As a fully oxidized black tea made from robust large-leaf plants, yingde black tea sits at the fuller end of the caffeine spectrum for tea. Figures are often cited around 40 to 70 milligrams per cup, but this varies a great deal with leaf grade, how much you use, water temperature and steeping time — treat any single number as an approximation rather than a fixed value. A shorter steep yields a gentler cup; a long, hot steep with plenty of leaf pulls more.

Many people enjoy black tea as part of a balanced routine, and it may offer a mild lift and a moment of calm ritual. That said, this is general information, not medical advice — if you are sensitive to caffeine, are pregnant, or manage a health condition, it is worth moderating your intake and checking with a qualified professional. For most drinkers, the appeal is simpler: a warm, sweet, low-astringency cup that is hard to brew badly. To keep exploring the wider world of leaf, you can browse more origins and styles across our tea guides.

Why yingde black tea matters

Yingde black tea is a reminder that "tradition" in tea is still being written. In a matter of decades, a deliberate program of research and cultivar breeding turned a promising corner of Guangdong into a recognised black-tea origin with a distinctive voice — smooth, malty, cocoa-sweet and dependable. Anchored by the Ying Hong No. 9 cultivar, it earns its place both as an accessible everyday brew and as a benchmark for what modern Chinese black tea can be.

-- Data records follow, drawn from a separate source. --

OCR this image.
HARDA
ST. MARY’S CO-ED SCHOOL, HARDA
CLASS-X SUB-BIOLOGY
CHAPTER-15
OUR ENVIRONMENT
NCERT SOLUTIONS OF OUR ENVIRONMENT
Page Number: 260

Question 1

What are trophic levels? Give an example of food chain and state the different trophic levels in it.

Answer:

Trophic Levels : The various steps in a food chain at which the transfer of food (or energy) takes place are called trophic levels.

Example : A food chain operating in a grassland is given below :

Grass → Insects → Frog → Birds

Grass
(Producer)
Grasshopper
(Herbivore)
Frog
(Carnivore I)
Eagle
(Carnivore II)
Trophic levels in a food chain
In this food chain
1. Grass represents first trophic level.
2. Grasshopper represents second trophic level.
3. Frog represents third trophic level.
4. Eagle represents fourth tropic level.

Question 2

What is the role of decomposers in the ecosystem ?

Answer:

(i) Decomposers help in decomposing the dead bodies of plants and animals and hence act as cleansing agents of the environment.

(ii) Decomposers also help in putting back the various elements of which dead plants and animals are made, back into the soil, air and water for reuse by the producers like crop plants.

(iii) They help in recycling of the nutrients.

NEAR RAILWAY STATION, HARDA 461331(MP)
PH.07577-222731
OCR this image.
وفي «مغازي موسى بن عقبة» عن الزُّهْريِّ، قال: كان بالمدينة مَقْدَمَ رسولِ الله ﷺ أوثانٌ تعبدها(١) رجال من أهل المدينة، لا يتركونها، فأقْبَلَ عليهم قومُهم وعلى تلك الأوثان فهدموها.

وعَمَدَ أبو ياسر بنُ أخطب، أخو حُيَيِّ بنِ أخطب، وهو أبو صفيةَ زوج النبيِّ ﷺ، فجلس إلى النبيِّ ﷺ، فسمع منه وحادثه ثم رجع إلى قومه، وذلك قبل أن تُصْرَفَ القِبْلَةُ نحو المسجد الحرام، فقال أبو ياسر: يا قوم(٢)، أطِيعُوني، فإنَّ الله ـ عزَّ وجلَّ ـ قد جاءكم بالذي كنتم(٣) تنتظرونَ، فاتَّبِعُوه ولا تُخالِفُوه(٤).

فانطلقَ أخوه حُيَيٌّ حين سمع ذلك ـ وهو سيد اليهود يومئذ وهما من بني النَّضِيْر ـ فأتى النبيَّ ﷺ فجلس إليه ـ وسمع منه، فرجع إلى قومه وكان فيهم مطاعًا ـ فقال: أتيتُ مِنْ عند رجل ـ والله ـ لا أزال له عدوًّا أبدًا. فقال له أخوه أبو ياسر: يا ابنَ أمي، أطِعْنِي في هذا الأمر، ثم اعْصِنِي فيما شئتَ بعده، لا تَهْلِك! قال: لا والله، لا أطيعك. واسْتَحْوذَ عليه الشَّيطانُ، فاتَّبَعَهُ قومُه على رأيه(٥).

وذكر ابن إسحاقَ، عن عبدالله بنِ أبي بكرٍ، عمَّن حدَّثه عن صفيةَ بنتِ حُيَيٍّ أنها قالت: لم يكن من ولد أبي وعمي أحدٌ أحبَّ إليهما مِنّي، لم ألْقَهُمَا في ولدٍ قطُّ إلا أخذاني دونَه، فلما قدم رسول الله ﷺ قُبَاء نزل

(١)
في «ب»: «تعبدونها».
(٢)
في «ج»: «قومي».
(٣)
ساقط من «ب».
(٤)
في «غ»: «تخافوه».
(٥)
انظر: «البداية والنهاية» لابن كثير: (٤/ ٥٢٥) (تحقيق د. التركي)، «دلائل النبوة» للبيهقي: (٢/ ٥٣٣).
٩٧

Frequently asked questions

What is yingde black tea?
Yingde black tea, called 英德红茶 or "Ying Hong" in Chinese, is a fully oxidized black tea (hong cha) from Yingde in northern Guangdong, southern China. It is a modern origin, developed as a state project in the 1950s and 1960s, and is known for a bright red liquor and a rich, malty, cocoa-sweet cup with golden-tipped leaves. Much of its finest tea comes from the celebrated Ying Hong No. 9 cultivar.
What does yingde black tea taste like?
It leans sweet and smooth rather than sharp, with a base of malt, a clear cocoa or dark-chocolate note, and honey or caramel sweetness. Many lots also show a comforting roasted sweet-potato character, and higher grades add floral and ripe-fruit accents such as lychee. The mouthfeel is typically velvety with low astringency and a long, malty-sweet aftertaste.
What is Ying Hong No. 9?
Ying Hong No. 9 (英红九号) is the signature tea cultivar of the Yingde region, selected from around 1961 by breeders at the Tea Research Institute of the Guangdong Academy of Agricultural Sciences using large-leaf plant material introduced from Yunnan. It is commonly reported to have started life under the trial code Yingcha No. 17 before being renamed, and it was recognised as a provincial improved variety in 1986. It is now considered a benchmark for Guangdong black tea.
Can you drink yingde black tea with milk?
Yes. Because it carries so much natural body, malt and sweetness, yingde black tea holds its flavour when milk is added rather than fading away, which makes it a popular base for milk tea. It is equally rewarding brewed clear, where its floral and fruity top notes come through. Whether to add milk is simply a matter of the cup you prefer.
How much caffeine is in yingde black tea?
As a fully oxidized black tea from robust large-leaf plants, it sits toward the fuller end of tea's caffeine range, often cited around 40 to 70 milligrams per cup, though this varies widely with leaf amount, water temperature and steep time. Treat any figure as an approximation. This is general information, not medical advice, so anyone sensitive to caffeine may wish to moderate their intake or consult a professional.